Corbyn calls for bosses to be flexible with evening workers ahead of England’s World Cup clash

Jeremy Corbyn has called on bossed to be flexible with the millions of evening workers who want to watch England take on Colombia tonight.

More than one in four UK employees (5.7 million people) work evenings and many of them will want to watch the matches too, with some potentially skipping their shifts to watch the big game.

According to recent statistics, the FIFA World Cup held in Brazil in 2014 resulted in an estimated 131 million lost working days as people either skipped work to watch the matches or celebrated so hard that they were too hungover to work the next day, and the England versus Wales game alone cost the UK economy an estimated £269 million in unauthorised leave during the 2016 Euros.

TUC General Secretary – and England and Arsenal supporter – Frances O’Grady said: “The World Cup is a landmark sporting event. Millions of workers around the UK will want to cheer on their national teams.

“Tournaments like this can be a great for building camaraderie at work, with colleagues running sweepstakes and spending time together.

“It’s important employers do not score an own goal by acting like killjoys. To avoid problems they should try and let people who want to watch the games do so, either at work or at home – and then claim back their time afterwards.

“Whether it’s major sporting events like the World Cup or watching your kids take part in their school sports day, allowing people more flexibility in how and when they do their work makes them happier and more productive. Come on England!”

Office Freedom, one of the world’s leading independent flexible office space consultants, is also encouraging employers to allow their employees to watch important games in order to avoid total disruption this summer. A recent survey undertaken by Office Freedom found that just under a fifth of workers have had at least a day off work in the last year alone thanks to a hangover, even without a big sporting event to celebrate.

“What managers should never do is just stick their heads in the sand and pretend that a major sporting event won’t have an impact on staffing levels; because history shows that it almost certainly will,” says Richard Smith, who has just rebranded his 25-year-old company. Formerly known as SOS > Search Office Space, the London-based global operation has become Office Freedom, capturing the spirit of flexibility behind being able to swiftly access contemporary, creative and non-branded office accommodation across six continents on a long or short-term basis.

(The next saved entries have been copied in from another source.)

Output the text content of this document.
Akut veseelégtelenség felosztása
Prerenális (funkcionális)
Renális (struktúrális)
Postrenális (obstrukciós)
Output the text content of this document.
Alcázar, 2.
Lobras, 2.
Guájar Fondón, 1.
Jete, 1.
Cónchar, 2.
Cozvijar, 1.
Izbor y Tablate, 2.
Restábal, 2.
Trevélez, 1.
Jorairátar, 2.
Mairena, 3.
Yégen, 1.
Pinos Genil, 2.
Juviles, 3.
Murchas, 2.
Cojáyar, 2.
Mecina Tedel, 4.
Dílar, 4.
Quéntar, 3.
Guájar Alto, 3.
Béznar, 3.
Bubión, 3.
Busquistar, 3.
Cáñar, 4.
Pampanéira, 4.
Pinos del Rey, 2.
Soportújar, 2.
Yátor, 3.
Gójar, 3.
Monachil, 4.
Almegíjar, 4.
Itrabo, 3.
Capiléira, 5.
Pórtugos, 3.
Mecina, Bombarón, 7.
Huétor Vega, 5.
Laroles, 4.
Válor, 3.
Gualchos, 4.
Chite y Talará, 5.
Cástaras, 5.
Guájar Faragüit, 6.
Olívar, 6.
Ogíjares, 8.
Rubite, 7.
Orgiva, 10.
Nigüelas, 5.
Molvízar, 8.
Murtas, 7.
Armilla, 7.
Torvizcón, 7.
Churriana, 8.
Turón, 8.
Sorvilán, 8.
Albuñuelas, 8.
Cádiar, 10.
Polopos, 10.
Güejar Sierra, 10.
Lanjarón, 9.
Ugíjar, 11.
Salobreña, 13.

“Instead of playing ‘hard ball’, employers should accept that by allowing their employees to watch certain games, they will not miss out on entire days of absences from the office. Facing the issue head on means that employers can offer their workforce a flexible approach to the working day; perhaps starting an hour earlier to make up for lost time. Not allowing staff to watch certain games may result in resentment and lower moral in the workplace, so a couple of hours to watch a game could be time off well spent for an employer – saving the company and wider economy thousands of pounds.”